The news media is in high gear in anticipation of the IPCC summary for policymakers that will be issued tomorrow. I think I will have to go into hiding for a couple days or my blood pressure will go through the roof. Leave it to the French to darken the Eiffel Tower to reflect the seriousness of the event.
So about 12 years ago, in my Environmental Economics course at Tuck, I had a "skeptic" in to class to discuss climate change -- Robert Balling. Now in the interest of balance, I also invited to the class Donella Meadows (Limits to Growth) and she did attend. It was one of my all time favorite class sessions. The students who were there probably still do not realize how lucky they were to see Balling and Meadows square off -- and agree on much of the science, but not on the policy implications!

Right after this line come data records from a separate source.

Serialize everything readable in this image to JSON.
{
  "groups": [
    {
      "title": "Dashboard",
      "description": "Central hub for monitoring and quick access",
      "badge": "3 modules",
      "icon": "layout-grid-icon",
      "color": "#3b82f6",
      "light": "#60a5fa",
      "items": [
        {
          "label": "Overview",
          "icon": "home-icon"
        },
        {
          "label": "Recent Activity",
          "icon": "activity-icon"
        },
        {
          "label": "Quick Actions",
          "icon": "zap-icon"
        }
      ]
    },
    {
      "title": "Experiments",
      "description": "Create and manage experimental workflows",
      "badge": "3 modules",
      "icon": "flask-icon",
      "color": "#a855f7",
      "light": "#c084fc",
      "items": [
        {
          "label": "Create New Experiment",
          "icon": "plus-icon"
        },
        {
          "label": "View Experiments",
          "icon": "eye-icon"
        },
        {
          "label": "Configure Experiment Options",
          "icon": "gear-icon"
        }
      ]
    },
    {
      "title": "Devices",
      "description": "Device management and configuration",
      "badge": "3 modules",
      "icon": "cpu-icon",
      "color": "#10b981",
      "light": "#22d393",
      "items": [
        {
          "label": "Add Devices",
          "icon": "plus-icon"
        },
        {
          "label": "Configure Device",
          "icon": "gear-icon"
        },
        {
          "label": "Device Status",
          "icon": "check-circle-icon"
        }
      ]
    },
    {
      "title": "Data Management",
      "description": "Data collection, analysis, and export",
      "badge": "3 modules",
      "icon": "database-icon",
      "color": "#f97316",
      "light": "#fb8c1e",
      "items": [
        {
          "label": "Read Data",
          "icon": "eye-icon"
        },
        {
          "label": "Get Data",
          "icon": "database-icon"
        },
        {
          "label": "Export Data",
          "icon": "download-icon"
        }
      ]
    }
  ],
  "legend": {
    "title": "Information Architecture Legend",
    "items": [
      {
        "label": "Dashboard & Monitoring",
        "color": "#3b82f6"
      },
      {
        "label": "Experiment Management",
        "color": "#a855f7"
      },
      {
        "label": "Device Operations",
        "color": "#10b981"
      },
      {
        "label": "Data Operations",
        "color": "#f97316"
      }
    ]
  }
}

So it sounds like one of the news bytes will be that mankind is "very likely" to be a cause of some (how much?) of the warming we have observed. Twelve years ago, Balling, a skeptic, would have agreed to that. I remember him going through the data, with a focus on moderate warming, especially at night and in winters, and more rainfall generally. That, he said is global warming. The question then, and now, is what we should do about it.

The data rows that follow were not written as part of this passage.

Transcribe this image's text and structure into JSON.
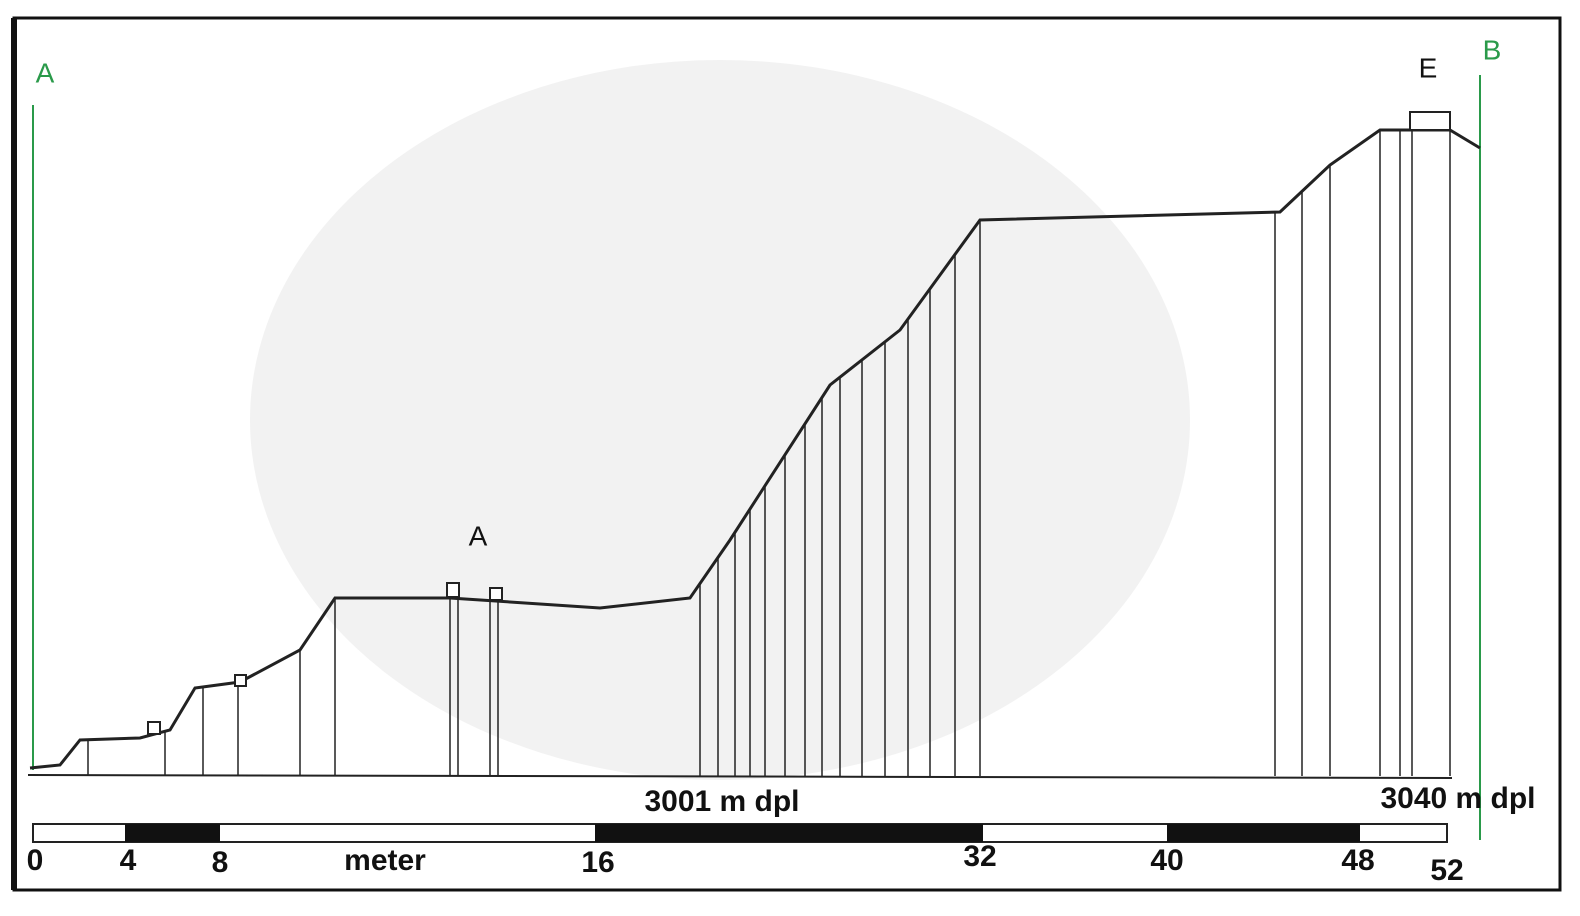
{
  "profile": {
    "end_labels": [
      "A",
      "B"
    ],
    "point_labels": [
      "A",
      "E"
    ],
    "elevations": [
      "3001 m dpl",
      "3040 m dpl"
    ]
  },
  "scale": {
    "unit": "meter",
    "ticks": [
      "0",
      "4",
      "8",
      "16",
      "32",
      "40",
      "48",
      "52"
    ]
  }
}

So the IPCC summary will try to make a big deal out of the "very likely" language, and all the media will try to use it to say that all skeptics have been discredited. I don't know of any skeptics who deny the theory of climate change (i.e., the causal relationship to CO2) or indeed any who would not agree that some of the warming we have observed in the last 100 years is "very likely" due to human influence.
That is just not the point.
It will be interesting to see the spin if, as I expect, the expected temperature increase and expected sea level increases both fall from previous expected values. How do you spin that into more of a crisis?